ABSTRACT
Background: Researchers have identified lengthy diagnosis delays in patients with hypermobile Ehlers-Danlos syndrome and hypermobility spectrum disorders (hEDS/HSD), but the reason for these delays is unclear.
Objective: This review seeks to synthesize the existing qualitative research about hEDS/HSD to understand the reasons for diagnosis delay.
Data sources: We searched PubMed, Scopus, CINAHL, Google Scholar, and Dissertations and Theses databases for all qualitative studies about hEDS/HSD that mentioned the diagnosis process.

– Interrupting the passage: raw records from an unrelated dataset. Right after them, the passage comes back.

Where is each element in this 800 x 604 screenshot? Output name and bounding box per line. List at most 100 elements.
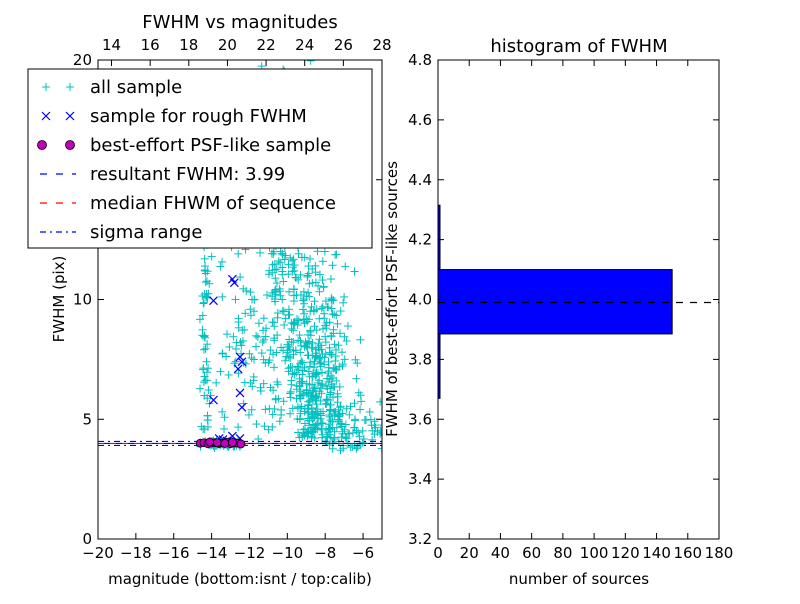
y-tick-label: 3.4 [408, 470, 432, 488]
all-sample-point [296, 270, 305, 279]
all-sample-point [327, 304, 336, 313]
all-sample-point [280, 255, 289, 264]
legend-item: sample for rough FWHM [41, 106, 307, 127]
all-sample-point [316, 409, 325, 418]
all-sample-point [280, 320, 289, 329]
all-sample-point [218, 292, 227, 301]
all-sample-point [309, 307, 318, 316]
all-sample-point [352, 374, 361, 383]
x-tick-label: −12 [234, 544, 266, 562]
all-sample-point [286, 393, 295, 402]
all-sample-point [366, 415, 375, 424]
all-sample-point [284, 352, 293, 361]
x-tick-label: −20 [82, 544, 114, 562]
all-sample-point [295, 331, 304, 340]
rough-fwhm-point [209, 296, 218, 306]
all-sample-point [302, 428, 311, 437]
all-sample-point [340, 425, 349, 434]
all-sample-point [271, 285, 280, 294]
all-sample-point [278, 306, 287, 315]
fwhm-vs-magnitude-chart: FWHM vs magnitudes 14 16 18 20 22 24 26 28 −20−… [27, 12, 392, 588]
all-sample-point [340, 292, 349, 301]
top-x-tick-label: 16 [141, 36, 160, 54]
all-sample-point [268, 260, 277, 269]
all-sample-point [203, 411, 212, 420]
all-sample-point [316, 341, 325, 350]
all-sample-point [218, 407, 227, 416]
all-sample-point [277, 410, 286, 419]
all-sample-point [327, 350, 336, 359]
legend: all sample sample for rough FWHM best-effo… [27, 68, 373, 249]
all-sample-point [358, 438, 367, 447]
all-sample-point [285, 310, 294, 319]
psf-sample-point [228, 438, 237, 447]
all-sample-point [224, 370, 233, 379]
all-sample-point [231, 357, 240, 366]
all-sample-point [223, 330, 232, 339]
all-sample-point [300, 299, 309, 308]
all-sample-point [240, 325, 249, 334]
all-sample-point [256, 248, 265, 257]
all-sample-point [273, 380, 282, 389]
all-sample-point [289, 285, 298, 294]
all-sample-point [200, 331, 209, 340]
all-sample-point [202, 357, 211, 366]
all-sample-point [264, 270, 273, 279]
all-sample-point [309, 413, 318, 422]
all-sample-point [298, 370, 307, 379]
all-sample-point [248, 382, 257, 391]
histogram-y-axis-ticks: 3.2 3.4 3.6 3.8 4.0 4.2 4.4 4.6 4.8 [408, 51, 719, 548]
all-sample-point [268, 268, 277, 277]
left-y-axis-label: FWHM (pix) [50, 256, 68, 343]
all-sample-point [266, 346, 275, 355]
legend-marker [65, 111, 75, 121]
all-sample-point [305, 380, 314, 389]
all-sample-point [342, 404, 351, 413]
all-sample-point [308, 410, 317, 419]
all-sample-point [271, 394, 280, 403]
all-sample-point [284, 367, 293, 376]
all-sample-point [199, 299, 208, 308]
all-sample-point [289, 263, 298, 272]
legend-item: resultant FWHM: 3.99 [40, 164, 285, 185]
all-sample-point [321, 400, 330, 409]
all-sample-point [357, 397, 366, 406]
y-tick-label: 0 [82, 530, 92, 548]
all-sample-point [270, 363, 279, 372]
x-tick-label: −8 [314, 544, 336, 562]
all-sample-point [289, 255, 298, 264]
legend-item: best-effort PSF-like sample [37, 135, 331, 156]
top-x-tick-label: 20 [218, 36, 237, 54]
reference-lines [98, 437, 382, 449]
all-sample-point [326, 390, 335, 399]
all-sample-point [285, 287, 294, 296]
all-sample-point [200, 254, 209, 263]
all-sample-point [321, 332, 330, 341]
all-sample-point [201, 278, 210, 287]
all-sample-point [300, 424, 309, 433]
all-sample-point [263, 291, 272, 300]
all-sample-point [318, 368, 327, 377]
rough-fwhm-point [229, 278, 239, 288]
all-sample-point [295, 382, 304, 391]
bottom-axis-ticks: −20 −18 −16 −14 −12 −10 −8 −6 [82, 533, 374, 562]
all-sample-point [333, 415, 342, 424]
all-sample-point [315, 287, 324, 296]
all-sample-point [261, 405, 270, 414]
all-sample-point [272, 265, 281, 274]
all-sample-point [201, 344, 210, 353]
top-axis-ticks: 14 16 18 20 22 24 26 28 [102, 36, 392, 66]
y-tick-label: 4.8 [408, 51, 432, 69]
x-tick-label: 80 [553, 544, 572, 562]
all-sample-point [268, 318, 277, 327]
all-sample-point [288, 267, 297, 276]
all-sample-point [308, 387, 317, 396]
all-sample-point [325, 412, 334, 421]
all-sample-point [368, 435, 377, 444]
all-sample-point [220, 413, 229, 422]
all-sample-point [258, 338, 267, 347]
all-sample-point [311, 421, 320, 430]
all-sample-point [246, 305, 255, 314]
all-sample-point [333, 319, 342, 328]
all-sample-point [246, 378, 255, 387]
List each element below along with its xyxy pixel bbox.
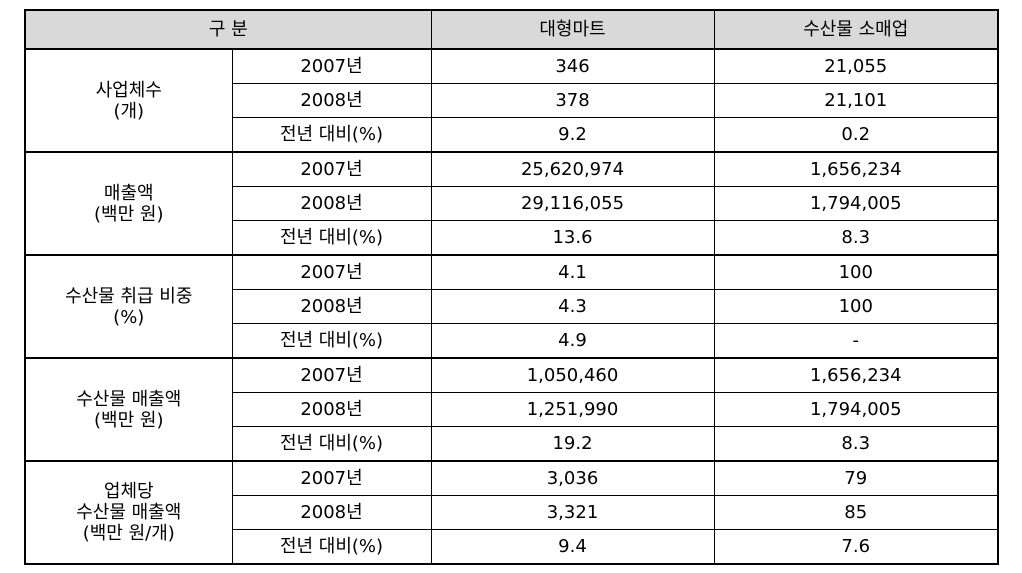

A total of 283 studies were retrieved, from which we identified 13 studies to include in this synthesis.
Conclusions: The reviewers identified and organized diagnosis delay themes under four overarching categories: disease, patient, provider, and system. Disease factors included the nature of the symptoms and lack of a confirmatory test. Patient factors included psychological and emotional responses, seeing multiple providers, and receiving multiple diagnoses. Provider factors related to limited knowledge and attitudes. System factors included silo-based health care systems and bureaucratic barriers.
Implications for practice: Diagnosis delays result from complex, overlapping, and interacting factors. Nurse practitioners have a critical role in improving care and reducing diagnosis delays in patients with hEDS/HSD. Further research is needed to understand the causes and consequences of diagnosis delays in hEDS/HSD.